Ancak bugün, yani bu yüz yıl, bu ay ya da tam da bu saat, belki kitaplığımıza bir baş yapıt yazıp koyabilecek onlarca insanı yayınevi kapılarında kaybediyoruz… Seri üretime geçmiş, kopya yaşantıları oluşturan o popüler kültür, kitapçılardaki “çok satanlar” raflarını da belki sert bir tabirle yayın evi pohpohçusu bir kitleye bırakıyor… Bununla savaşmanın yolu çok açık, kendi rafını oluşturmak… Belki önce bir, iki… Ancak muhakkak bu çirkef sanat ve edebiyat üslubu yenilecektir… Fanzin dünyasını fazlasıyla önemli görüyoruz… Biz de böyle yola çıktık ve o yolda yürüyoruz… Ancak sadece Fanzin ile olacak iş değil bu; başka eylemler gerek… Başka bir şeyler söylemek lazım…
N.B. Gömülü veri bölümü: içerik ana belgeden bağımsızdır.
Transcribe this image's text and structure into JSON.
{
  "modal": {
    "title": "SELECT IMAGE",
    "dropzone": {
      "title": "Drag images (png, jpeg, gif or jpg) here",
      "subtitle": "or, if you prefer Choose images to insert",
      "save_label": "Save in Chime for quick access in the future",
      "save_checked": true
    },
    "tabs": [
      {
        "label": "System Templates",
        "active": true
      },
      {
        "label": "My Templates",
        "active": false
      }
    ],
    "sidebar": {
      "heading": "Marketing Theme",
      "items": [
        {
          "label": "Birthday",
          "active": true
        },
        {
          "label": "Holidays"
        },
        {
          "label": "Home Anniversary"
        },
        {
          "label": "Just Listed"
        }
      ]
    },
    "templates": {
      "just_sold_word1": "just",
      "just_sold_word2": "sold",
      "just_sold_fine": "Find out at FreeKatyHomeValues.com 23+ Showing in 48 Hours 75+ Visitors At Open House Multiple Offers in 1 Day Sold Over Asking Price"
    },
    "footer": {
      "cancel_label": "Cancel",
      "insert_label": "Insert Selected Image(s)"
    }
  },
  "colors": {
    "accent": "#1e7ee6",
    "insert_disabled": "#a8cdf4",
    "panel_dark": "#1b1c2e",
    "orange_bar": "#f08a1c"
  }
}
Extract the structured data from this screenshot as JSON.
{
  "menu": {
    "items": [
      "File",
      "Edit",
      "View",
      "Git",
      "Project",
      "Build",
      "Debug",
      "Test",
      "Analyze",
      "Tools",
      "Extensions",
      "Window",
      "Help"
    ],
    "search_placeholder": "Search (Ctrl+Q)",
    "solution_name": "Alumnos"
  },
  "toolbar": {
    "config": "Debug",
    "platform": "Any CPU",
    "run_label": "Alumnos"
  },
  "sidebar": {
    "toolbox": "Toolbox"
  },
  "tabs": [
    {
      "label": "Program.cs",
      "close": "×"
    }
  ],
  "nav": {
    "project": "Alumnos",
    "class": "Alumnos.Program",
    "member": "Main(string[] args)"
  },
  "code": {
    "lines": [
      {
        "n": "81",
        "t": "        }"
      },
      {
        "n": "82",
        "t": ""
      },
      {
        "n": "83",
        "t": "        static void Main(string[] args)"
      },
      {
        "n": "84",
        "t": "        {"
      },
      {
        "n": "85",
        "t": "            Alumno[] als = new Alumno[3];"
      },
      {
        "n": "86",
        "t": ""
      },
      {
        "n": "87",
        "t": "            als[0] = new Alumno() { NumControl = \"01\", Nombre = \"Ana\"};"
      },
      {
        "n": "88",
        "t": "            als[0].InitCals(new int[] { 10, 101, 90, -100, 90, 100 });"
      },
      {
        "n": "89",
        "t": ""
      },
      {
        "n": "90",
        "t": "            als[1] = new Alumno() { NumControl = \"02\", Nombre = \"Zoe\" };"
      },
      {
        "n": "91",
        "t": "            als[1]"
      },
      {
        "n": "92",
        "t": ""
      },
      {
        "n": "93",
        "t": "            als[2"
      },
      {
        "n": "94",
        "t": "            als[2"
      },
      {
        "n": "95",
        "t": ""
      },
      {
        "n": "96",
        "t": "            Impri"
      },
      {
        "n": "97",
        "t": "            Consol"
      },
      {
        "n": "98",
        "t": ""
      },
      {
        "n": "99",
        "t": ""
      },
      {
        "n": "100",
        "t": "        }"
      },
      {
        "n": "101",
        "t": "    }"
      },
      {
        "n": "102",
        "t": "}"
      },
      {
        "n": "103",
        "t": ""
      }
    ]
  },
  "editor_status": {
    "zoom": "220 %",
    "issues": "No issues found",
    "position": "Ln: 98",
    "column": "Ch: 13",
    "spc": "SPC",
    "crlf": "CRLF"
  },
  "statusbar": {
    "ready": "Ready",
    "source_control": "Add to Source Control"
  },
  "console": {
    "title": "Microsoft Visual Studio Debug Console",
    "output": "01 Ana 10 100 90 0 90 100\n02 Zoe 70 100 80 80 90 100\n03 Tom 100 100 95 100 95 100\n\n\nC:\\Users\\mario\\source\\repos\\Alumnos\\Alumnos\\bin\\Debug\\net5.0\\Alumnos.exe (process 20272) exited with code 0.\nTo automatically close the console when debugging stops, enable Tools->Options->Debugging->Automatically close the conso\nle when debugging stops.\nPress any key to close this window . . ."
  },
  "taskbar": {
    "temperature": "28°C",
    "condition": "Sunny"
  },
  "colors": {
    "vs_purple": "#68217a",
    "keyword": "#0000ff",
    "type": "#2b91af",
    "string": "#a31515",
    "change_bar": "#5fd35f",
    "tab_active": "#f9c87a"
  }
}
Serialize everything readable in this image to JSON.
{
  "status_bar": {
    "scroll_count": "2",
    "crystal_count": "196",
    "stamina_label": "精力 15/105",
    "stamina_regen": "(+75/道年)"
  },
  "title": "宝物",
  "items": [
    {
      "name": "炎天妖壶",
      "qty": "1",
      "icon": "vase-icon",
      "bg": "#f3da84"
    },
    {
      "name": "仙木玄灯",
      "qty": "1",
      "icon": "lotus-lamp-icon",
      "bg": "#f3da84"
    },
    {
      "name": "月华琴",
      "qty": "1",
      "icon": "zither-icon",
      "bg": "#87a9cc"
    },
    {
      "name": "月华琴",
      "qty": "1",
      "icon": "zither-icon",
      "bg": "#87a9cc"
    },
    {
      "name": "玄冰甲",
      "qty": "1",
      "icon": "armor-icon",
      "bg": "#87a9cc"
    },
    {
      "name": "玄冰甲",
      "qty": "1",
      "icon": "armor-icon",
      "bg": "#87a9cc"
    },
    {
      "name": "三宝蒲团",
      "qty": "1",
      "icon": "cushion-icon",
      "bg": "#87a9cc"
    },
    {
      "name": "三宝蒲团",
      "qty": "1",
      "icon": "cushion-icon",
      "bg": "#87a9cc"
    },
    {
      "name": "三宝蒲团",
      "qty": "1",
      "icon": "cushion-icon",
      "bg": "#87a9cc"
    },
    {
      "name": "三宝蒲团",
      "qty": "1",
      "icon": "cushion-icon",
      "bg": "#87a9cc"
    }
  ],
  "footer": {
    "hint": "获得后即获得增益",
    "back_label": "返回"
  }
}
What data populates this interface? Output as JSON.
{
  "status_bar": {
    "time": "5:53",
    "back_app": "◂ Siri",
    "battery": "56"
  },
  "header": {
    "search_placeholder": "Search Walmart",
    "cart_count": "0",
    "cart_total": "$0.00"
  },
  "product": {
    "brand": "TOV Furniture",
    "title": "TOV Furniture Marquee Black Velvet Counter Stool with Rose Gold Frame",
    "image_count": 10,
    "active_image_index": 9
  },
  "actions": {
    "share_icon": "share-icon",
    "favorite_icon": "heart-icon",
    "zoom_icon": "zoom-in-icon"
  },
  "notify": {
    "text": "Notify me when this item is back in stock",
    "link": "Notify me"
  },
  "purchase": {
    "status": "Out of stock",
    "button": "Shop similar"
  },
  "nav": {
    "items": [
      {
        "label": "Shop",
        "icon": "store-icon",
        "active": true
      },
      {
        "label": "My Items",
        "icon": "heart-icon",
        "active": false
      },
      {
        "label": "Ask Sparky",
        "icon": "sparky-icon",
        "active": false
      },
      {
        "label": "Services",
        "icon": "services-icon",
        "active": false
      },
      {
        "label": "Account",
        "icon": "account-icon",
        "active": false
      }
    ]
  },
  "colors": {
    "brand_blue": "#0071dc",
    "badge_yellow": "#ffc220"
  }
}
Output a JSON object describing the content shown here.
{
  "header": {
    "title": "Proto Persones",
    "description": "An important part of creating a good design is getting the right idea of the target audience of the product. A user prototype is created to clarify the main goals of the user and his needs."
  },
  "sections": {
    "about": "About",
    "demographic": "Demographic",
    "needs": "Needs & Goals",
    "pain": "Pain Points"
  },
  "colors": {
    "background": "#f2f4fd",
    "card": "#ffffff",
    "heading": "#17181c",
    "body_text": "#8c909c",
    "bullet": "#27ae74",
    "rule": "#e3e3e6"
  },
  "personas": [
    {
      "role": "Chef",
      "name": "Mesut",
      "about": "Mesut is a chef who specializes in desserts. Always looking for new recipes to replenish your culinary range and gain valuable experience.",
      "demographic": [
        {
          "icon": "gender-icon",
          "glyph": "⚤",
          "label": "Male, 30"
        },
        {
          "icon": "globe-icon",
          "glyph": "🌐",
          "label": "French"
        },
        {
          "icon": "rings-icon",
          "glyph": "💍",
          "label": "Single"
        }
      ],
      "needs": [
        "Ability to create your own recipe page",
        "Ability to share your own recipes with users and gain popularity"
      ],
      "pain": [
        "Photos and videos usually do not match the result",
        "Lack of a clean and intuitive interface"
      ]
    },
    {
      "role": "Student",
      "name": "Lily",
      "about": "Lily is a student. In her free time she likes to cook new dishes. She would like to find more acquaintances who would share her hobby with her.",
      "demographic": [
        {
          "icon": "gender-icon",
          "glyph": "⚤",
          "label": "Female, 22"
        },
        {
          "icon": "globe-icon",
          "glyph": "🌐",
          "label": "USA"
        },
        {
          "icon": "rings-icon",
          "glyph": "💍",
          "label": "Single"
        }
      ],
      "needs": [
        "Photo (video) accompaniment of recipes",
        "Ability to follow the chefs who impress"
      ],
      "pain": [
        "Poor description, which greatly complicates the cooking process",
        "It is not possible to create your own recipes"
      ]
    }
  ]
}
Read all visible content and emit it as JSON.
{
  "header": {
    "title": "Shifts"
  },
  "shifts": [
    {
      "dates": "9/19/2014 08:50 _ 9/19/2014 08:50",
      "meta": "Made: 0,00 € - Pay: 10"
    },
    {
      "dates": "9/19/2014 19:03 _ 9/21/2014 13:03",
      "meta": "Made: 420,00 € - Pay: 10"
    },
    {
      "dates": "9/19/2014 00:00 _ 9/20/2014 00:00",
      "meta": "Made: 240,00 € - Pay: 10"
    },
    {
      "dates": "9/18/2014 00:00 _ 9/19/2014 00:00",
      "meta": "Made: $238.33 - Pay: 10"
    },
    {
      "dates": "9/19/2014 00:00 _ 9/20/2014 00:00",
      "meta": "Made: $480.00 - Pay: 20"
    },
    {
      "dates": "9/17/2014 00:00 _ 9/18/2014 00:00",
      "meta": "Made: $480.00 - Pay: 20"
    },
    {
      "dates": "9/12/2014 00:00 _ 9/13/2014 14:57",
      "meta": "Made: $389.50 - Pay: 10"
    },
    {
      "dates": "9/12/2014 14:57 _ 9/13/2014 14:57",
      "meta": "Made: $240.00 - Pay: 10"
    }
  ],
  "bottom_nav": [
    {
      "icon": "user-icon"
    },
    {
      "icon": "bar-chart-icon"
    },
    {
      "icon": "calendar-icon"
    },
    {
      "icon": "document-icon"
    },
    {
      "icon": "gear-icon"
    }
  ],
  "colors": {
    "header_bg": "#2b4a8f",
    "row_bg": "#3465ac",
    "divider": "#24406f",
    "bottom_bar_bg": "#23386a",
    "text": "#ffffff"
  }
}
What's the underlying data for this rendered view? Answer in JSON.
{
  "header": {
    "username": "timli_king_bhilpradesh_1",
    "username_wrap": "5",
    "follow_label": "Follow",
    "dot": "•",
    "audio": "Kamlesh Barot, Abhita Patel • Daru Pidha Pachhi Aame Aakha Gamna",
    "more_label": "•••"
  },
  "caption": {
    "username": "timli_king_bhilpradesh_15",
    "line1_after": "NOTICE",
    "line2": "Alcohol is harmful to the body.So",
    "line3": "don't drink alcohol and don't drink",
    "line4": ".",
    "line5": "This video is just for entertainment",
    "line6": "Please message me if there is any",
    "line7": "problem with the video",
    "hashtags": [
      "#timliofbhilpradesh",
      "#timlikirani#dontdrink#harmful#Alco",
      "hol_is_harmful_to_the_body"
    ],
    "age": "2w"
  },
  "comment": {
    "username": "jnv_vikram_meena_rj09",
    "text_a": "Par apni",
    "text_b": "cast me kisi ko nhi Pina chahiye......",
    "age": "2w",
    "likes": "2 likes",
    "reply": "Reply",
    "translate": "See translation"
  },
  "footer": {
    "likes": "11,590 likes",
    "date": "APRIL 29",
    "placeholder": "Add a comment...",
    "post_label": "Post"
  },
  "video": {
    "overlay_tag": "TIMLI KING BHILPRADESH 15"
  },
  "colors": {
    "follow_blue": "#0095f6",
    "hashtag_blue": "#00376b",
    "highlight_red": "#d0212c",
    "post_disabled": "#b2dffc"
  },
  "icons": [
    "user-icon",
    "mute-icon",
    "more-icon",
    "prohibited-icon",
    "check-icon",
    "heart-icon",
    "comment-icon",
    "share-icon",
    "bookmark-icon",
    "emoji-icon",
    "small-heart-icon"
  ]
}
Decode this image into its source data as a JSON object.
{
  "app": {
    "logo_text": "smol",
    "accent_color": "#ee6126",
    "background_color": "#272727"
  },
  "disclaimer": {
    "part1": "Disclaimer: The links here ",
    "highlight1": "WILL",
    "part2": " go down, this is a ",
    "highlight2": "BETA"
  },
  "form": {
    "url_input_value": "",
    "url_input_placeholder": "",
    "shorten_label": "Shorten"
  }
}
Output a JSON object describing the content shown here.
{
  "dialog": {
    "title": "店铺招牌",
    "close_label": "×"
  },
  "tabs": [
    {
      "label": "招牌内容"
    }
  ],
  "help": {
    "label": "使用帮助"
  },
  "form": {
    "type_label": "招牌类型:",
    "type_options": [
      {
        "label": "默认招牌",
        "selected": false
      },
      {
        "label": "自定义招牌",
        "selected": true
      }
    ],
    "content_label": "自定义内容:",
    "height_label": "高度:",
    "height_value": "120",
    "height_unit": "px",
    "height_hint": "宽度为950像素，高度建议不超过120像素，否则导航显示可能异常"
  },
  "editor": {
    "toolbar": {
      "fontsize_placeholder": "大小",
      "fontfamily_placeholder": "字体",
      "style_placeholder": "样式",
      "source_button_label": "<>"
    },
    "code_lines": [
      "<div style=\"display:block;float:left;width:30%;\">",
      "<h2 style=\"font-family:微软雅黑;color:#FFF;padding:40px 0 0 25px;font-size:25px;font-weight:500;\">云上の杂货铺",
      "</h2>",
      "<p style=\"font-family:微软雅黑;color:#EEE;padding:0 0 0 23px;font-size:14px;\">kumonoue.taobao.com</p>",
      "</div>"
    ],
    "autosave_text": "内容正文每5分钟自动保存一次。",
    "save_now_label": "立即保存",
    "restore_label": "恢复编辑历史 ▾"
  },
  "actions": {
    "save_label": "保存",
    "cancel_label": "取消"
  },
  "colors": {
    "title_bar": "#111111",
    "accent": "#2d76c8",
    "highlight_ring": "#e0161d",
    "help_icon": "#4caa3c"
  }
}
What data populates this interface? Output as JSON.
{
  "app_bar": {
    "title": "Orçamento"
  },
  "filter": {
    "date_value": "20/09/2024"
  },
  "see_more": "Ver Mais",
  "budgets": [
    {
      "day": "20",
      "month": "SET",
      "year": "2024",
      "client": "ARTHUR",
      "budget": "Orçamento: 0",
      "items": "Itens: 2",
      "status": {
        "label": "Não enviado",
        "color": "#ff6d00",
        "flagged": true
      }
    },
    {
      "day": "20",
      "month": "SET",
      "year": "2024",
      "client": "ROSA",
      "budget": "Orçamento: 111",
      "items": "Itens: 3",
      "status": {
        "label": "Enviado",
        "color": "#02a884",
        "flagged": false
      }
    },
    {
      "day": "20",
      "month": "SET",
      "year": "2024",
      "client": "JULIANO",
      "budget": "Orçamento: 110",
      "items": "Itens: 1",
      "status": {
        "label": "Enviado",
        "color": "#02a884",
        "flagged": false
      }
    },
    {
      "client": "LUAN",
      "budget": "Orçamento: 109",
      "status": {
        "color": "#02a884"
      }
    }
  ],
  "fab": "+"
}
Biz böyle bir eylem başlattık ve türkiyed’eki yayın anlayışına fazlasıyla dikkat çektik. Kaos çocuk parkından sonra artık hiç bir şey eskisi olmayacak diye umut ediyoruz. Umarız, Kaos Çocuk Parkı gibi yeni oluşumlar ortaya çıkar, fanzin kitap girişimi gibi daha değişik girişimler…
İyimserim… İyimseriz…
– K.Ç.P aynı zamanda politik bir sanat-edebiyat kolektifidir diyebilir miyiz?
+ Elbette. Dünya’dan bağımsız kalamazdık. Bugün yerküre bu denli kirlenmişken, savaşlar, katliamlar, işkenceler, doğa talanları, sokak ortasında vurulan gelecek günler bu denli çokken, sadece kuş ve böceklerden bahsedip, çayımızı yudumlayamazdık…
– Peki politik duruşunuzu nasıl tanımlıyorsunuz?
+Temel olarak, Kaos Çocuk Parkı’nın duruşunda anarşist bir tavır, ancak aynı zamanda siyasi bir duruş ortaya çıkıyor…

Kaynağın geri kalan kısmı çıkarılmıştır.